Comparado à regra estadual anterior, o decreto implicará em uma diminuição média de R$ 247 milhões no preço de 1,8 milhão de hectares, área total dos imóveis analisados. Os valores também ficaram abaixo do cobrado pelo Incra na regularização em terras federais, correspondendo a 31% do preço praticado pelo governo federal.

Menos de 0,05% desse subsídio é condicionado ao desempenho ambiental nos imóveis no momento da titulação. Esse cálculo considera um desconto adicional de 20% no valor da terra a imóveis com 80% de reserva legal conservada. Caso os imóveis titulados sejam desmatados ilegalmente no período de 5 a 10 anos da titulação, o governo poderá retomar o imóvel.

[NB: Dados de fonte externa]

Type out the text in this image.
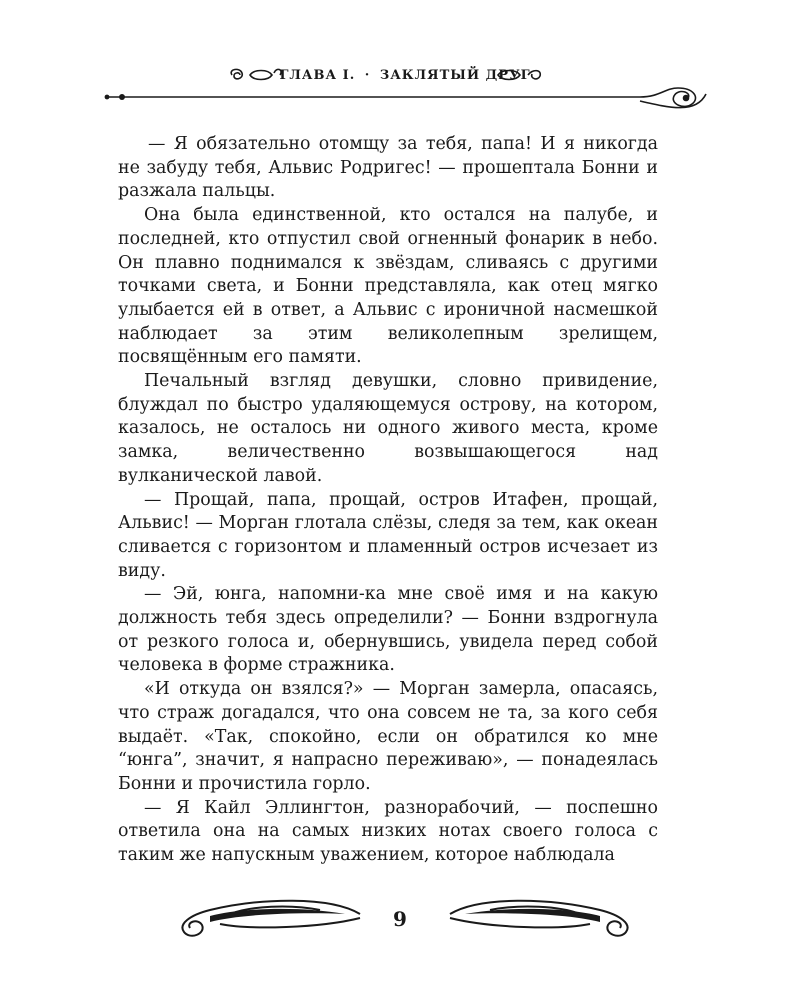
ГЛАВА I. · ЗАКЛЯТЫЙ ДРУГ

— Я обязательно отомщу за тебя, папа! И я никогда не забуду тебя, Альвис Родригес! — прошептала Бонни и разжала пальцы.

Она была единственной, кто остался на палубе, и последней, кто отпустил свой огненный фонарик в небо. Он плавно поднимался к звёздам, сливаясь с другими точками света, и Бонни представляла, как отец мягко улыбается ей в ответ, а Альвис с ироничной насмешкой наблюдает за этим великолепным зрелищем, посвящённым его памяти.

Печальный взгляд девушки, словно привидение, блуждал по быстро удаляющемуся острову, на котором, казалось, не осталось ни одного живого места, кроме замка, величественно возвышающегося над вулканической лавой.

— Прощай, папа, прощай, остров Итафен, прощай, Альвис! — Морган глотала слёзы, следя за тем, как океан сливается с горизонтом и пламенный остров исчезает из виду.

— Эй, юнга, напомни-ка мне своё имя и на какую должность тебя здесь определили? — Бонни вздрогнула от резкого голоса и, обернувшись, увидела перед собой человека в форме стражника.

«И откуда он взялся?» — Морган замерла, опасаясь, что страж догадался, что она совсем не та, за кого себя выдаёт. «Так, спокойно, если он обратился ко мне “юнга”, значит, я напрасно переживаю», — понадеялась Бонни и прочистила горло.

— Я Кайл Эллингтон, разнорабочий, — поспешно ответила она на самых низких нотах своего голоса с таким же напускным уважением, которое наблюдала

9
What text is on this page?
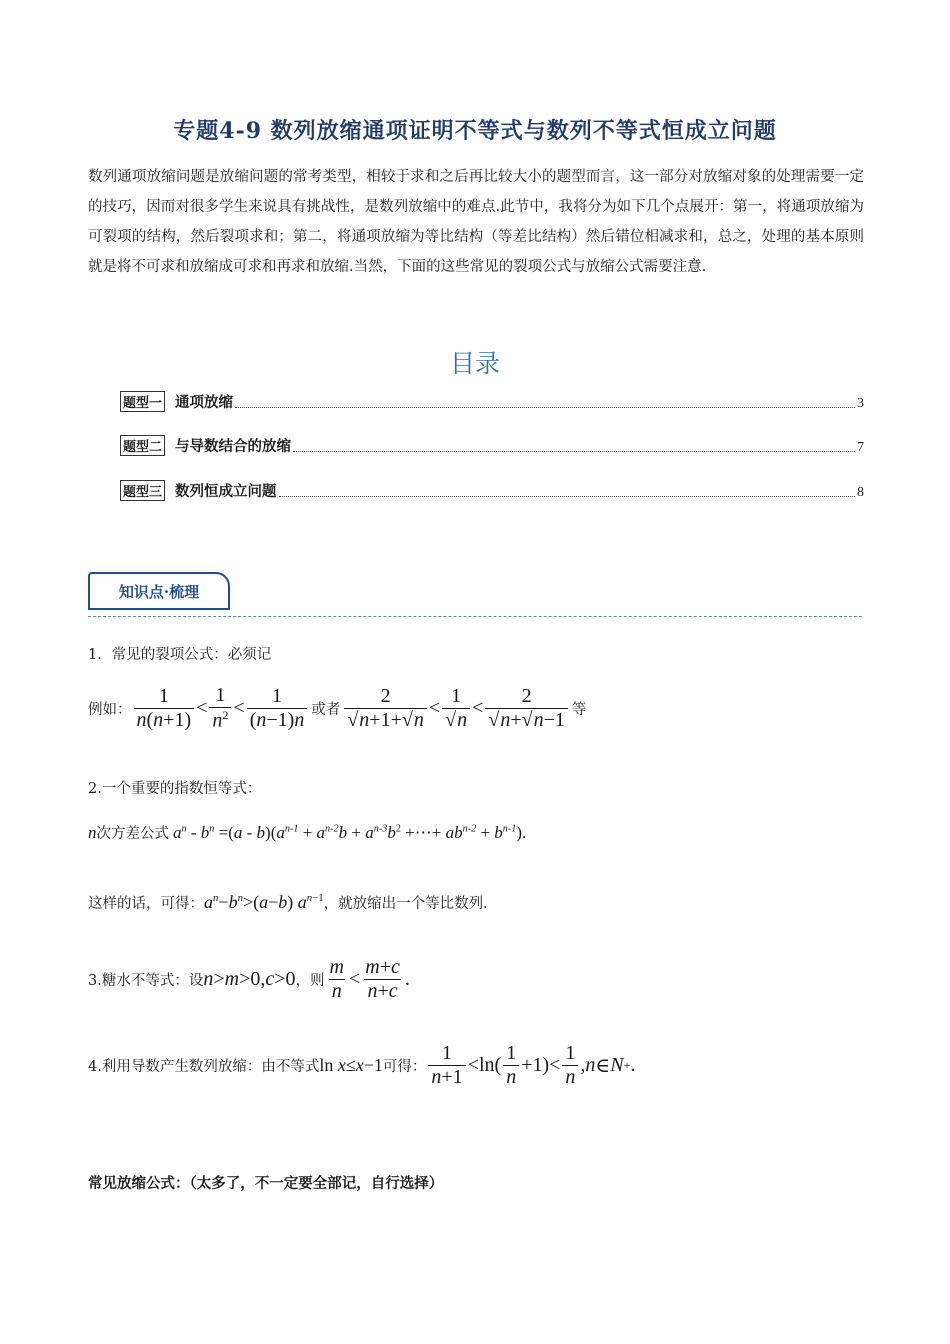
专题4-9 数列放缩通项证明不等式与数列不等式恒成立问题
数列通项放缩问题是放缩问题的常考类型，相较于求和之后再比较大小的题型而言，这一部分对放缩对象的处理需要一定的技巧，因而对很多学生来说具有挑战性，是数列放缩中的难点.此节中，我将分为如下几个点展开：第一，将通项放缩为可裂项的结构，然后裂项求和；第二，将通项放缩为等比结构（等差比结构）然后错位相减求和，总之，处理的基本原则就是将不可求和放缩成可求和再求和放缩.当然，下面的这些常见的裂项公式与放缩公式需要注意.
目录
题型一 通项放缩	3
题型二 与导数结合的放缩	7
题型三 数列恒成立问题	8
知识点·梳理
1．常见的裂项公式：必须记
例如： $\frac{1}{n(n+1)} < \frac{1}{n^2} < \frac{1}{(n-1)n}$ 或者 $\frac{2}{√n+1+√n} < \frac{1}{√n} < \frac{2}{√n+√n-1}$ 等
2.一个重要的指数恒等式：
n 次方差公式 $a^n - b^n =(a - b)(a^{n-1} + a^{n-2}b + a^{n-3}b^2$ +⋯+ $ab^{n-2} + b^{n-1}$).
这样的话，可得： $a^n-b^n>(a-b)$ $a^{n-1}$ ，就放缩出一个等比数列.
3.糖水不等式：设 n>m>0,c>0 ，则 $\frac{m}{n} < \frac{m+c}{n+c}$ .
4.利用导数产生数列放缩：由不等式 ln x≤x−1 可得： $\frac{1}{n+1} <\ln( \frac{1}{n} +1)< \frac{1}{n}$ , n ∈ N + .
常见放缩公式：（太多了，不一定要全部记，自行选择）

Porém, ainda deve pagar indenização por benfeitorias feitas no imóvel. Se o desmatamento ocorrer após o período estipulado (5 ou 10 anos), não há possibilidade de perda do imóvel. Além disso, nem todos os imóveis com desmatamento ilegal no ato da titulação precisam assinar compromissos de regularização ambiental, o que pode dificultar o monitoramento e cobrança do cumprimento da lei ambiental.

Considerando que os baixos preços neste decreto reforçam incentivos perversos à ocupação ilegal e especulação de terras públicas, sugerimos que esse tipo de subsídio seja eliminado. Por isso, recomendamos que o governo estadual cobre o valor de mercado para venda de terras públicas e use o recurso arrecadado para programas que estimulem a produção sustentável nos imóveis rurais no estado. Esta seria uma forma de alinhar a política de regularização fundiária com os objetivos de redução de desmatamento e de emissões de gases do efeito estufa previstos no Plano Estadual Amazônia Agora.

Recomendamos também mudar a legislação de terras para eliminar a obrigação de pagar indenização por benfeitorias nos casos em que o governo retome o imóvel titulado por descumprimento de cláusula ambiental. Finalmente, sugerimos a exigência de que todos os imóveis com desmatamentos ilegais efetuem adesão à regularização ambiental antes de receber o título de terra. Tal medida facilitará o monitoramento pelo órgão ambiental.